Dr Urologist - Is that so. So, do we conclude that you don't know what this clamp is.

Dr Pal to be - I may or may not know.

Dr Urologist - What kind of organs to do think it could clamp apart from medical students who haven't spent more than 3 years on a Urology firm.

Dr Pal to be - Well, they could be used to clamp your testicles Sir.

Dr Urologist - [breaking out in laughter] Do you think it would be painful?

Dr Pal to be - Hopefully

Dr Urologist - You don't like examiners do you.

Dr Pal to be - Not today Sir.

Dr Urologist - As you have got the wrong organs, what other organs in that area could be clamped.

Dr Pal to be - Your penis Sir.

Dr Urologist - Correct. Absolutely correct. What kind of difficulties may there be.

Dr Pal to be - No idea Sir, the small size?

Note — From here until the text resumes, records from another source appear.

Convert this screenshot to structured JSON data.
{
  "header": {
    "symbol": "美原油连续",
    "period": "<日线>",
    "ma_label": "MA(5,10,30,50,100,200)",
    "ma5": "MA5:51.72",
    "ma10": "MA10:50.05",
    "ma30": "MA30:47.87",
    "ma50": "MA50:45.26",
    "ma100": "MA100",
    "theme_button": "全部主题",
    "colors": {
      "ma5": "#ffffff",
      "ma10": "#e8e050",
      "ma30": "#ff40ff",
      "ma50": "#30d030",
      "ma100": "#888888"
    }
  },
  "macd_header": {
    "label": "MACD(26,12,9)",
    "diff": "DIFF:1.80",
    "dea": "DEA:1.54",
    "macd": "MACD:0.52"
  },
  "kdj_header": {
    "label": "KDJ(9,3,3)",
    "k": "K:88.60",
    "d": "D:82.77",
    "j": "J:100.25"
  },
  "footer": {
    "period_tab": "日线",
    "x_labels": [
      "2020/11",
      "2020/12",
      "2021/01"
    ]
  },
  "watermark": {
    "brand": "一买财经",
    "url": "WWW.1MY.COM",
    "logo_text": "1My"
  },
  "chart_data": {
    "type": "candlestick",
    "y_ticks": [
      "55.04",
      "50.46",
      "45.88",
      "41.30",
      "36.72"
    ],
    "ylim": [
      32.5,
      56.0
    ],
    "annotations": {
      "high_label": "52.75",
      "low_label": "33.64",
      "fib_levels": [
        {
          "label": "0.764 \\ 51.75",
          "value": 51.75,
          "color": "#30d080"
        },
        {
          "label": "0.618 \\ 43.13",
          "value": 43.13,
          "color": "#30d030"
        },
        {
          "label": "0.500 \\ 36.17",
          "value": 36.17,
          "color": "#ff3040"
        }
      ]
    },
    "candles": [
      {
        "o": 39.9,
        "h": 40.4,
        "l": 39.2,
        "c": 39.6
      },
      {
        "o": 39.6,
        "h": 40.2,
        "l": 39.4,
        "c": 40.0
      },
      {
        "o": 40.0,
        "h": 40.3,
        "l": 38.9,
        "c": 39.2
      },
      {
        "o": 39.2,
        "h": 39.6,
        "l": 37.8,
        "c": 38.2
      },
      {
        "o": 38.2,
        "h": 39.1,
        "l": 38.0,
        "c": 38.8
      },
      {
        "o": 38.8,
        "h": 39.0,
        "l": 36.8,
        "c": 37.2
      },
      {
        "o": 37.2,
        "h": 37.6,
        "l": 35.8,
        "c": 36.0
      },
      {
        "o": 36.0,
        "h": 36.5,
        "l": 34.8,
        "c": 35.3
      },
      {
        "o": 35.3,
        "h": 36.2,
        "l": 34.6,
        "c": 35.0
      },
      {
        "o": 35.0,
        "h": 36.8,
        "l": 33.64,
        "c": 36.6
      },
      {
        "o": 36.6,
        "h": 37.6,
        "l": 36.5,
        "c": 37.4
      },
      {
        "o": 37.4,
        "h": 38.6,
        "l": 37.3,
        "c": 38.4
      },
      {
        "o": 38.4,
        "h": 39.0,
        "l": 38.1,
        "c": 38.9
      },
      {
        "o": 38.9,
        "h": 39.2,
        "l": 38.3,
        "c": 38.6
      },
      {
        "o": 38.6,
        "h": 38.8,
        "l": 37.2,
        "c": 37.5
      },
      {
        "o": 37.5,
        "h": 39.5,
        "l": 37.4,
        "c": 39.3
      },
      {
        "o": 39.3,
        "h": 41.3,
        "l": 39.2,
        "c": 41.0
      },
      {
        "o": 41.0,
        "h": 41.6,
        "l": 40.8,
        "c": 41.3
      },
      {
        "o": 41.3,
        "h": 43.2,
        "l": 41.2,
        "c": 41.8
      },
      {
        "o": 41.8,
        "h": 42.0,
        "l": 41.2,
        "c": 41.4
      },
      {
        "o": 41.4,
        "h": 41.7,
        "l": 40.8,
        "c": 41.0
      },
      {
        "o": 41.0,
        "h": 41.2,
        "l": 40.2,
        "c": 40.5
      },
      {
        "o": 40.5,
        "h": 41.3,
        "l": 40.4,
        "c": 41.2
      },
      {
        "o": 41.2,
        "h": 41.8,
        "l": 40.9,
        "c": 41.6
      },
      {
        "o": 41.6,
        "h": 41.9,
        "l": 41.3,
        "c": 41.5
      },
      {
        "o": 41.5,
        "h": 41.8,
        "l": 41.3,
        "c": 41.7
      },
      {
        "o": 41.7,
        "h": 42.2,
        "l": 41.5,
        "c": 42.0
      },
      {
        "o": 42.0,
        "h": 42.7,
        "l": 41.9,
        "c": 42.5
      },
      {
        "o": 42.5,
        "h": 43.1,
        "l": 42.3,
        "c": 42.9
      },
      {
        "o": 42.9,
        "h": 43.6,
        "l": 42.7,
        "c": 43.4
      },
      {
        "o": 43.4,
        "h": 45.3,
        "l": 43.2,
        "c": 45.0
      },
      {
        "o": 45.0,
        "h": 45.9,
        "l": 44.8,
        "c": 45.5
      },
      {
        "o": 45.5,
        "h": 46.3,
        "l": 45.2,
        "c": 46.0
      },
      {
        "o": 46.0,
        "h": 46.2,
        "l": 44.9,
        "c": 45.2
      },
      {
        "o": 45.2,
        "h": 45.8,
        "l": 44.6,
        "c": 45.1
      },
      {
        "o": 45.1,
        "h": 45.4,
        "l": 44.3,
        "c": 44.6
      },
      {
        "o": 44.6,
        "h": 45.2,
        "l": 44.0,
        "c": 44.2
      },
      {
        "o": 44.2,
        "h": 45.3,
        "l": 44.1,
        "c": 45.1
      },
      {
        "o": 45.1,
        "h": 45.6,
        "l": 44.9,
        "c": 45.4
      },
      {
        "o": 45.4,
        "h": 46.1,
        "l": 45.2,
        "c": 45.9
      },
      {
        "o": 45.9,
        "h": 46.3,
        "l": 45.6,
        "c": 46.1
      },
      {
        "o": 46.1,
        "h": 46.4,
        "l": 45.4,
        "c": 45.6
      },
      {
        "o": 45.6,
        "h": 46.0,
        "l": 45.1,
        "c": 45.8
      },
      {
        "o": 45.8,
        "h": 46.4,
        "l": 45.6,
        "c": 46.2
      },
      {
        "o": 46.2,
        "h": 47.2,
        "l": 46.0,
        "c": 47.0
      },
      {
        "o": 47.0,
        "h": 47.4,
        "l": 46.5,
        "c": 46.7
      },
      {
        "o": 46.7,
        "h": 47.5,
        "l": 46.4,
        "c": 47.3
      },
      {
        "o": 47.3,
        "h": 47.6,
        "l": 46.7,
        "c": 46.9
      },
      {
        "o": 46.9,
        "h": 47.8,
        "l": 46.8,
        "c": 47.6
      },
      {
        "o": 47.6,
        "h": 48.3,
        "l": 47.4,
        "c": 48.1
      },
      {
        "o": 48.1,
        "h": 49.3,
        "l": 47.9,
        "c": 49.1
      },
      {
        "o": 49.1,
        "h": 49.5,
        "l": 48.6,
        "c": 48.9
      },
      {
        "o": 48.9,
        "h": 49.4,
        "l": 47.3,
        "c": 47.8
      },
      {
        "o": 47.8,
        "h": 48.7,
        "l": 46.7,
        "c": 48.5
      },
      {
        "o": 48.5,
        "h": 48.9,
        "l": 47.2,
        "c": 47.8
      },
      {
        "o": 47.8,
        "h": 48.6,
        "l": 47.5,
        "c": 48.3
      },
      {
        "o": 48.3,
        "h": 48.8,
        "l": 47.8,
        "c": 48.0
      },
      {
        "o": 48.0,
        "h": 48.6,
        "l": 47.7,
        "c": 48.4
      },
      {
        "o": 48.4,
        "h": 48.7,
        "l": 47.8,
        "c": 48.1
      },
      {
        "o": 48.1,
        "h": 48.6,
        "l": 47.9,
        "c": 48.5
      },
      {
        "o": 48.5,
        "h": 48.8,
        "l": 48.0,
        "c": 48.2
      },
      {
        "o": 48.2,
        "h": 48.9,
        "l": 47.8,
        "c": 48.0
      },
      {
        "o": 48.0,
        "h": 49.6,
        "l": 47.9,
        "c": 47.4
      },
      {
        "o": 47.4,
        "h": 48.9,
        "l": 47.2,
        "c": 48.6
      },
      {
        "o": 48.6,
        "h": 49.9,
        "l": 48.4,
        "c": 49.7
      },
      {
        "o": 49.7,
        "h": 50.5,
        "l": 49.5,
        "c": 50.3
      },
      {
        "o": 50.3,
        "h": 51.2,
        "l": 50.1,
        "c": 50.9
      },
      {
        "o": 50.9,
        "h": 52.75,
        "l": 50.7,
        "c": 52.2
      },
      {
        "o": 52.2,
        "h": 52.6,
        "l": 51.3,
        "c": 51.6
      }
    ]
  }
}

The two examiners looked at each other and one told me " Right Dr Pal, look forward to seeing you at your graduation then". I got up with the clamp in my hand and started to walk towards the door after thanking the examiners. There had to be a sharp discreet exit.

Dr Urologist screams " Dr Pal, please leave your Penis Clamp on the table. You don't want to cause injury to mankind"

And that was how I became Dr Rita Pal MBBS :)

[ This is a true story]

Warning - no penile clamps should be used by members of the public without supervision from a Urologist.

3 comments:

Dr Liz Miller said...

ROFL and you never looked back ;-)

Anonymous said...

She might have turned to stone.

youngwill said...

Bloody Hell Rita, I'll need a sash clamp.
So, if I have any problems I'd best avoid BUPA and get a PetPlan policy for an equine vet.
Does a "G" clamp hold the "G" spot? I'd hate to think what we'd do with a "carver" clamp?
We certainly need to take greater care and become more aware of health issues.